CREB1, located on human chromosome 2q34 , has been identified as an oncogene in many types of cancer such as bladder , lung , breast , and colorectal  cancer. Aberrant CREB1 expression has been linked to development, progression in multiple tumor types through the regulation of downstream gene expression, which includes cell apoptosis-related genes Bcl-2 and Bax; cell cycle-related genes cyclinA1, cyclinB1, and cyclinD2; the cell invasion-related gene MMP9; signal transduction proteins, activated transcription factor 3; NF-kB; and other growth-related genes [25-27]. For GC, CREB1 has been reported to be upregulated and to correlate with lymph node metastasis, distant metastasis, and tumor stage as well as poor outcome in patients with GC, suggesting that it is oncogenic in GC . In the present study, CREB1 was confirmed to be a direct target of miR-122 based on luciferase activity assays, qRT-PCR, and western blotting. Furthermore, mRNA expression of CREB1 was found to be inversely correlated with miR-122 levels in GC tissues. Of note, exogenous overexpression of CREB1 partially reversed the effects of miR-122 on cell proliferation, migration, and invasion in GC cells. We also found that miR-122 suppresses tumorigenicity in GC cells in vivo by repressing CREB1. Taken together, these data suggested that miR-122 exerts its suppressive effect on GC cells partially by inactivation of CREB1.

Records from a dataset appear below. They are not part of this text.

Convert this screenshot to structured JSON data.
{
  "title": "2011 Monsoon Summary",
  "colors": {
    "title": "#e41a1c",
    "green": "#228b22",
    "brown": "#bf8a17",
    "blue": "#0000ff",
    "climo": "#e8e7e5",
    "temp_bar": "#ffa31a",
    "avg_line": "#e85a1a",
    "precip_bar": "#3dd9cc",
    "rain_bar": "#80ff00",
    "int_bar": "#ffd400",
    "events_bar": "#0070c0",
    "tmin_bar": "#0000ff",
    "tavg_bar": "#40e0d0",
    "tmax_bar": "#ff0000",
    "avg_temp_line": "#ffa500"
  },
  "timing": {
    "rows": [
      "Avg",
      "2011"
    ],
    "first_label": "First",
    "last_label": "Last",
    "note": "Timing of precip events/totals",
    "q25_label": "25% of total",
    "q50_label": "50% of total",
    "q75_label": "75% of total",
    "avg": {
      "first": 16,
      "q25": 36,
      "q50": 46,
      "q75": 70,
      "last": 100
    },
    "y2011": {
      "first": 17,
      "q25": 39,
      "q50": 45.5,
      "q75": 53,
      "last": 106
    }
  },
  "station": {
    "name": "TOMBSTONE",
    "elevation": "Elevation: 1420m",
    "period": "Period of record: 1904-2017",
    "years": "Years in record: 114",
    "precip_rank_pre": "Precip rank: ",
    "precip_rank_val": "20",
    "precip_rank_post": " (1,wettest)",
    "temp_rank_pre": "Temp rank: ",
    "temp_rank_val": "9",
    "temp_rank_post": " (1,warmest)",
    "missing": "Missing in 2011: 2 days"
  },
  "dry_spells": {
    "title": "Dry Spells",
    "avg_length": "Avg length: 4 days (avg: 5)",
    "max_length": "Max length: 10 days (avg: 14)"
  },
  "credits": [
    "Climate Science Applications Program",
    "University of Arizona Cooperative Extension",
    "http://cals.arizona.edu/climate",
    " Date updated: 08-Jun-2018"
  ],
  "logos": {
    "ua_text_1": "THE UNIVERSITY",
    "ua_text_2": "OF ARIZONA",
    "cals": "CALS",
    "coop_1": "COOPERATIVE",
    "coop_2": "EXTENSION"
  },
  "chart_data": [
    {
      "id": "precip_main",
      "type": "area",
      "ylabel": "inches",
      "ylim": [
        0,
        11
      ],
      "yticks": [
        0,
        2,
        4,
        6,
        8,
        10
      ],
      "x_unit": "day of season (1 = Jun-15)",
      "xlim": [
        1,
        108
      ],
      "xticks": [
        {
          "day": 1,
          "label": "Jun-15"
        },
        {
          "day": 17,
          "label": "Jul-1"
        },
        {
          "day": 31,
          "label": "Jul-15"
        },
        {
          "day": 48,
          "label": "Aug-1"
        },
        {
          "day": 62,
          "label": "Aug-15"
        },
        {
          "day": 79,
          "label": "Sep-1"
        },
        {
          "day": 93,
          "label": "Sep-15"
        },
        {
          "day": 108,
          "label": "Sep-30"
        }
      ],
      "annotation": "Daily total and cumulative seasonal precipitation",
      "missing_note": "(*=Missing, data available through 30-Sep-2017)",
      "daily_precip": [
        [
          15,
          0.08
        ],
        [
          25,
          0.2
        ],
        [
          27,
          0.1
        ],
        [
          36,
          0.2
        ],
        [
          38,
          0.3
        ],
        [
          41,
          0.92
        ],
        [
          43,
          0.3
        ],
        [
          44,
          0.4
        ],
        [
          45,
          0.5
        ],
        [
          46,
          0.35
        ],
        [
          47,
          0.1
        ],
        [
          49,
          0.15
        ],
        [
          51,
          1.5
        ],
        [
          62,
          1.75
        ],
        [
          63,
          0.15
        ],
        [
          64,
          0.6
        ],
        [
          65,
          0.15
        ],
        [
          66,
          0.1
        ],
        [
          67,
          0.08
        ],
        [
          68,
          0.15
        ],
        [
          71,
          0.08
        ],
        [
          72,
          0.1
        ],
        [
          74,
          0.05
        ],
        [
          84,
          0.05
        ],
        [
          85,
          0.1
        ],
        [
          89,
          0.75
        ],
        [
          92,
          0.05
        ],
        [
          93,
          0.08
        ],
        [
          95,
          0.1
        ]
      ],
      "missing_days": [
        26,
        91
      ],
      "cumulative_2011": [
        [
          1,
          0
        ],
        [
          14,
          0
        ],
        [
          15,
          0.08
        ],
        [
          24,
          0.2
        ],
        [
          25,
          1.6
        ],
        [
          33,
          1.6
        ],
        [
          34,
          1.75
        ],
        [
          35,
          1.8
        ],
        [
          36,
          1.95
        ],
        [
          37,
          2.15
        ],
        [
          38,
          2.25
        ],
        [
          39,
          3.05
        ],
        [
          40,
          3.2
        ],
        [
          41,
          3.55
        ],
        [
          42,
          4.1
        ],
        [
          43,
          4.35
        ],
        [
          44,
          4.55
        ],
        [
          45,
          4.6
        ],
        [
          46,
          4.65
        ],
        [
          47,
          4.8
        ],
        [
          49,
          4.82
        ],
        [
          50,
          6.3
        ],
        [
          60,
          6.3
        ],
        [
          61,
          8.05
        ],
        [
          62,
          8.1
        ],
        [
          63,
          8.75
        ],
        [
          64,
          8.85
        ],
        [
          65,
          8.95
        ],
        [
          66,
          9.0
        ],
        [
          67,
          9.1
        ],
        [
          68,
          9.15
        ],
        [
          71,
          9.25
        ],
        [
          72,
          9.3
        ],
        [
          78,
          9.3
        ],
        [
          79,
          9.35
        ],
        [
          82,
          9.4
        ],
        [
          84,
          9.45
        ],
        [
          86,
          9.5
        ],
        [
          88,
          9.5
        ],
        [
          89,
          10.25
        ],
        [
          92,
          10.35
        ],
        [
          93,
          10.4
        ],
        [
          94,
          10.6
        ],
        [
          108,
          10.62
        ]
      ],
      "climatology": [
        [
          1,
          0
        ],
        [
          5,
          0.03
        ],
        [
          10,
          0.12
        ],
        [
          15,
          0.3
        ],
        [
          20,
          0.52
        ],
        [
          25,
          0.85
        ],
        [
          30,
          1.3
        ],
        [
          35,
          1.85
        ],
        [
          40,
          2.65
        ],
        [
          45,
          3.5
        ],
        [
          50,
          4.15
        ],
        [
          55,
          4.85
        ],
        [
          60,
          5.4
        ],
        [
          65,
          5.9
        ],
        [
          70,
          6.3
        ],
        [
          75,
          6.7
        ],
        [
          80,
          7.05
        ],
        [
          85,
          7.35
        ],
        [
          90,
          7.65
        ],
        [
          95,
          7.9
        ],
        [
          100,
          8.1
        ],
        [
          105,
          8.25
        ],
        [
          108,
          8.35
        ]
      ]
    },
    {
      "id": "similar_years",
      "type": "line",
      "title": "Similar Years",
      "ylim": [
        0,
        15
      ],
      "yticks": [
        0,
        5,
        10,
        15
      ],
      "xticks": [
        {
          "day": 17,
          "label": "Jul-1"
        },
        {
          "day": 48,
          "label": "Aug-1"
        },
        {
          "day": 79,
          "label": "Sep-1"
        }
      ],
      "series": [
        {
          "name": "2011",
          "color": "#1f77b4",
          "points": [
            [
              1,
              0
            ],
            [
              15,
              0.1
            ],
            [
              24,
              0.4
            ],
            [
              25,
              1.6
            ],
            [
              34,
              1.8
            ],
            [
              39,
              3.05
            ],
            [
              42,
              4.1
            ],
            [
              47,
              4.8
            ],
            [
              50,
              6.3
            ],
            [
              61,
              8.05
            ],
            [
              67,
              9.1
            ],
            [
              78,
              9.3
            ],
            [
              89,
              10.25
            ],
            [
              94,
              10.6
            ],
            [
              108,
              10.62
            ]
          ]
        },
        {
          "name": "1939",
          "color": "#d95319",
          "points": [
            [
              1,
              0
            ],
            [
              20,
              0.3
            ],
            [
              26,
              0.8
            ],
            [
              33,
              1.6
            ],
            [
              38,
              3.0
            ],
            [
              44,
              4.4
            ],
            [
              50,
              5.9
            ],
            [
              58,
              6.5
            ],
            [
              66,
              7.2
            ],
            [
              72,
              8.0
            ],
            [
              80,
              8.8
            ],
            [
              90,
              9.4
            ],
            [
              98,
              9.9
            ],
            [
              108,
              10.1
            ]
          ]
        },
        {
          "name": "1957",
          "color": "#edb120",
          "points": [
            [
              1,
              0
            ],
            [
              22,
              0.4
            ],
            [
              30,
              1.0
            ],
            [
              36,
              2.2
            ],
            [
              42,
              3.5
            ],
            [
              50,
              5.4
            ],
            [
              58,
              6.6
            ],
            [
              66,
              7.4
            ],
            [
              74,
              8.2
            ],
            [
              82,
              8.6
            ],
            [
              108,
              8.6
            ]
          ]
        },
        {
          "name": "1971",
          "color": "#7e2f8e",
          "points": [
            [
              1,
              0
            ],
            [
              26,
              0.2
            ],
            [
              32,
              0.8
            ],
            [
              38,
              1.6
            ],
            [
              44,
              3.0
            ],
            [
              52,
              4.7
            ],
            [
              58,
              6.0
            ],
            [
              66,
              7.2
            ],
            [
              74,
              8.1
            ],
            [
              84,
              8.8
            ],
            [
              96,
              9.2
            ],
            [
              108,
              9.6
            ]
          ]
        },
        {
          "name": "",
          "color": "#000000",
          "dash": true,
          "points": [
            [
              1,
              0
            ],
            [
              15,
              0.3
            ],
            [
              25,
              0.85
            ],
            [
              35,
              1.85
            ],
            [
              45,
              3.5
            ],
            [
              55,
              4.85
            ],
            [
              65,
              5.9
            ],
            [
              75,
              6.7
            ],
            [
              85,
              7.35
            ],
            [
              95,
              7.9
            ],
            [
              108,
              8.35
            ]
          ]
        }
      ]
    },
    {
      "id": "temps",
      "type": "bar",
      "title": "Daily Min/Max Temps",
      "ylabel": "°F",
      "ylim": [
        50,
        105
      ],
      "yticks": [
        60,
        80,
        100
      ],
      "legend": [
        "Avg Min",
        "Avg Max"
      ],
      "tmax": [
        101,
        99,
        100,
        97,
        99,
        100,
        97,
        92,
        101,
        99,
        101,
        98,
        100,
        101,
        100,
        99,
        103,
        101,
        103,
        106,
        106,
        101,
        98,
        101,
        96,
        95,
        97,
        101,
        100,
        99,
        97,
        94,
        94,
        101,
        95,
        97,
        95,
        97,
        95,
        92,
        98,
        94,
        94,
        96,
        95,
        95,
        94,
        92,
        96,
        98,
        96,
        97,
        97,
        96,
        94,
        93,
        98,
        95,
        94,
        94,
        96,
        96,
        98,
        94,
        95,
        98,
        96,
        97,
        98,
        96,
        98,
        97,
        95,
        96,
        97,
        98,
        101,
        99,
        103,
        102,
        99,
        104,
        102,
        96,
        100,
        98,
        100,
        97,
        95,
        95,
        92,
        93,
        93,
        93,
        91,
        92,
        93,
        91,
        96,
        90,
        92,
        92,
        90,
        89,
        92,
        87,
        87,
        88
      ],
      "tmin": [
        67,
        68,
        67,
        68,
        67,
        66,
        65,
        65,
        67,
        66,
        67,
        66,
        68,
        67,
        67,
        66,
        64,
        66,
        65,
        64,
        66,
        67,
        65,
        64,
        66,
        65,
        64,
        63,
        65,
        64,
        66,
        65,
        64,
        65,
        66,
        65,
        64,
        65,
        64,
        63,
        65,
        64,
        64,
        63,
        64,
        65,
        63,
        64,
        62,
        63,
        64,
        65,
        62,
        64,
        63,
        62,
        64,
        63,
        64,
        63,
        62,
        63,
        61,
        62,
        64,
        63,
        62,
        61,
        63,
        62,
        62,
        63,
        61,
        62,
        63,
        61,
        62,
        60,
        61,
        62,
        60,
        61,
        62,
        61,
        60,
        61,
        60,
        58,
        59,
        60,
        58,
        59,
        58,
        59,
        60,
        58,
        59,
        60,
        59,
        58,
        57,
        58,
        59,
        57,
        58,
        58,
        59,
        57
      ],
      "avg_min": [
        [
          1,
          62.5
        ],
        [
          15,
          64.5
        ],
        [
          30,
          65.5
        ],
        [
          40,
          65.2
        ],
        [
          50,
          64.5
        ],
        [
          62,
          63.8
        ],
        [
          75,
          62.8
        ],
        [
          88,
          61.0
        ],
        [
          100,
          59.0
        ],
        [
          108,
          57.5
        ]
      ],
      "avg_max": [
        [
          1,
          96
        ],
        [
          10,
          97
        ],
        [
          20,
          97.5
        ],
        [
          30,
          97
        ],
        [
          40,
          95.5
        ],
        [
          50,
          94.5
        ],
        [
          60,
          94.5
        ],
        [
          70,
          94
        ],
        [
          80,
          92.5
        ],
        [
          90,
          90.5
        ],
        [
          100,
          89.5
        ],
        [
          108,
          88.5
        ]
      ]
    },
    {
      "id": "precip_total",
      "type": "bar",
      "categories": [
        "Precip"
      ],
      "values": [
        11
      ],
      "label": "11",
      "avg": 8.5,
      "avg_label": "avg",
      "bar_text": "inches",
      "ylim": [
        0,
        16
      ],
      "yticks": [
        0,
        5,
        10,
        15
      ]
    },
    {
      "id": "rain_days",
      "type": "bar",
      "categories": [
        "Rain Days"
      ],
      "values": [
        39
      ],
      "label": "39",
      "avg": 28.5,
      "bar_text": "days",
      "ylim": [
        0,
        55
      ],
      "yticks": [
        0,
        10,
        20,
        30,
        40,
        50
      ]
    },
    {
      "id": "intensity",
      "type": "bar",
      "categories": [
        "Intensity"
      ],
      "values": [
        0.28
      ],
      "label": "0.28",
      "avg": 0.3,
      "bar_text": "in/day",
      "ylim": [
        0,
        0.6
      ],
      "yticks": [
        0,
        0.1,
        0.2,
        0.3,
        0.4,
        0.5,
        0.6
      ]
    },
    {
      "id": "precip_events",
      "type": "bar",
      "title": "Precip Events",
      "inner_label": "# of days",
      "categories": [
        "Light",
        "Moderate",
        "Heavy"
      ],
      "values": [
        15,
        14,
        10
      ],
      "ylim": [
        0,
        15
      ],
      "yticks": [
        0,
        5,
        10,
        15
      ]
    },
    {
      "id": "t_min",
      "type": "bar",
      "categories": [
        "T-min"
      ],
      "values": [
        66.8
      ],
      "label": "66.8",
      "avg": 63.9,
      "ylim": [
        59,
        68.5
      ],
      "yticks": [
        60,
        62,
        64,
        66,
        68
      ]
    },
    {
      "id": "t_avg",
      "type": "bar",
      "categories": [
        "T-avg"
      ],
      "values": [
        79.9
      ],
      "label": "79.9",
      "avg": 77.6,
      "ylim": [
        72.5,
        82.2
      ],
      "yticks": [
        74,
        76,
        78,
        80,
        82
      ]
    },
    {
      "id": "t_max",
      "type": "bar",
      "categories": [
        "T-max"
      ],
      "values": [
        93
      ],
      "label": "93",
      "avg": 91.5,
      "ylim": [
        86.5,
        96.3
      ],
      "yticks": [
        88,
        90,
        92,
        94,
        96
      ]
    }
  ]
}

In summary, the present study provided evidence that miR-122 expression is downregulated in GC tissues and cell lines, and that decreased miR-122 expression is associated with TNM stage and lymph node metastasis in patients with GC. In addition, we found that restoration of miR-122 suppressed proliferation, migration, and invasion of SGC-7901 cells, and inhibited tumor growth in vivo partially by inactivating CREB1. As this study was limited by the number of GC samples and cell types, more elaborate studies will be necessary to further investigate the potential biological role of miR-122 in GC progression. However, the findings herein are encouraging and suggest that miR-122 might be a potential target for the treatment of GC in the future.